Lemma: If a homology class $\alpha$ in $H_{n-1}(\widetilde{X})$ is has a representative supported on the exceptional divisor, then it's image is $0$ in $H_{n-1}(X)$ under the map induced by the blow-down. Furthermore, this is an equivalence: any class sent to $0$ under the map induced by the blow-down $Bl:\widetilde{X}\to X$ is has a representative contained in the exceptional divisor.
Proof: Suppose $\alpha$ has a representative supported on the exceptional divisor. Then the image of this representative is contained in a smaller-dimensional subvariety, and thus represents $0$ in $H_{n-1}(X)$. To show that this statement is an equivalence, suppose that $\beta\neq 0 \in H_{n-1}(\widetilde{X})$ does not have a representative supported on the exceptional divisor. Then $Bl_*(\beta)$ cannot have any representative contained in the closed subvariety we are blowing up, and therefore if $\beta$ was nonzero in $H_{n-1}(\widetilde{X})$, it must be nonzero in $H_{n-1}(X)$.

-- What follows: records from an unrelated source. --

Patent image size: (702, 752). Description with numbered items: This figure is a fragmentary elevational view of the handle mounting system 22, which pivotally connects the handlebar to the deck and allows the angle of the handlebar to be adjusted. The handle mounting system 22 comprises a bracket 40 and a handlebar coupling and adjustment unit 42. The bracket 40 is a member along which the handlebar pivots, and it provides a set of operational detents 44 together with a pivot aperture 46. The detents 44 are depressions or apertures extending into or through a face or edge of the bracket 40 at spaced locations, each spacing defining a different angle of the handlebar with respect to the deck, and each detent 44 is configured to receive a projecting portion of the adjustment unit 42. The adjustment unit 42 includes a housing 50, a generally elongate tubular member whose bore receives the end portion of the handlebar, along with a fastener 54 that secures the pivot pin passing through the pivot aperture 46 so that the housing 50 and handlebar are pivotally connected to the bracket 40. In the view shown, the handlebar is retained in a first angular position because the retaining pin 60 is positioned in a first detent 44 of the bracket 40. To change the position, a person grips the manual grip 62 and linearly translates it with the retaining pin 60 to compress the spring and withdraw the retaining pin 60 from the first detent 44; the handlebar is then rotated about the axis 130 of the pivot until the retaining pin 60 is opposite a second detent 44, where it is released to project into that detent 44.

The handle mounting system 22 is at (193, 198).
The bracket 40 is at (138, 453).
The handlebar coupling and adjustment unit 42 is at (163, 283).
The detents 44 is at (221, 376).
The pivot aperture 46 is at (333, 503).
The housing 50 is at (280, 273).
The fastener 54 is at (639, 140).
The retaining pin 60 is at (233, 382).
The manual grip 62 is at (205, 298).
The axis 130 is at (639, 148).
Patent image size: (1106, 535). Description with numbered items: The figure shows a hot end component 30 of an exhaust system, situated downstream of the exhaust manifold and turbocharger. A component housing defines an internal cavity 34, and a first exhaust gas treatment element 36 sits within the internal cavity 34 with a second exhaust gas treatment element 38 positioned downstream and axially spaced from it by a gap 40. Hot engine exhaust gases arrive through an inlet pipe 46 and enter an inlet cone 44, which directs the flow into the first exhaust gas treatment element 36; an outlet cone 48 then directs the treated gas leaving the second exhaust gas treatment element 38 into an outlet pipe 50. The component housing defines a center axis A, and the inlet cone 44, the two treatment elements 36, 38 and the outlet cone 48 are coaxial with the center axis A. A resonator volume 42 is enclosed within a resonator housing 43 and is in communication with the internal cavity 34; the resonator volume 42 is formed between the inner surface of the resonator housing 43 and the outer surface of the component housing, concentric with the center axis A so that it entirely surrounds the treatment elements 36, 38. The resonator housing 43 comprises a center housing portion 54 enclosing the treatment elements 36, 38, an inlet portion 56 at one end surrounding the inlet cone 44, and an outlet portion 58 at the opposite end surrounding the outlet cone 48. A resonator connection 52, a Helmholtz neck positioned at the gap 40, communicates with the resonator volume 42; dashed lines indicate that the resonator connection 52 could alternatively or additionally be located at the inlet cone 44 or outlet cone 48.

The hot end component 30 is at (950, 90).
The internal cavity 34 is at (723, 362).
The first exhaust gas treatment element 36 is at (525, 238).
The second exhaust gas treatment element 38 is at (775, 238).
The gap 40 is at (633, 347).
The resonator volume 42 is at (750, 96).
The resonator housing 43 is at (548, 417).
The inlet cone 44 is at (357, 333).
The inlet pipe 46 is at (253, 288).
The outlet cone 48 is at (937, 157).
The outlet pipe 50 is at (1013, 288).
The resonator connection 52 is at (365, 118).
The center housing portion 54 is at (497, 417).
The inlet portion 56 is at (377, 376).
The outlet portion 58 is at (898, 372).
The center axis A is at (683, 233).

In particular, this shows that any nonzero class in the image of $H_{n-1}(\widetilde{X}-X_\infty)\hookrightarrow H_{n-1}(\widetilde{X})$ cannot be sent to $0$ under the composite map: any such class cannot have a representative contained in the exceptional divisor. Therefore the composite map is injective, and combined with the work in your post, this proves the statement.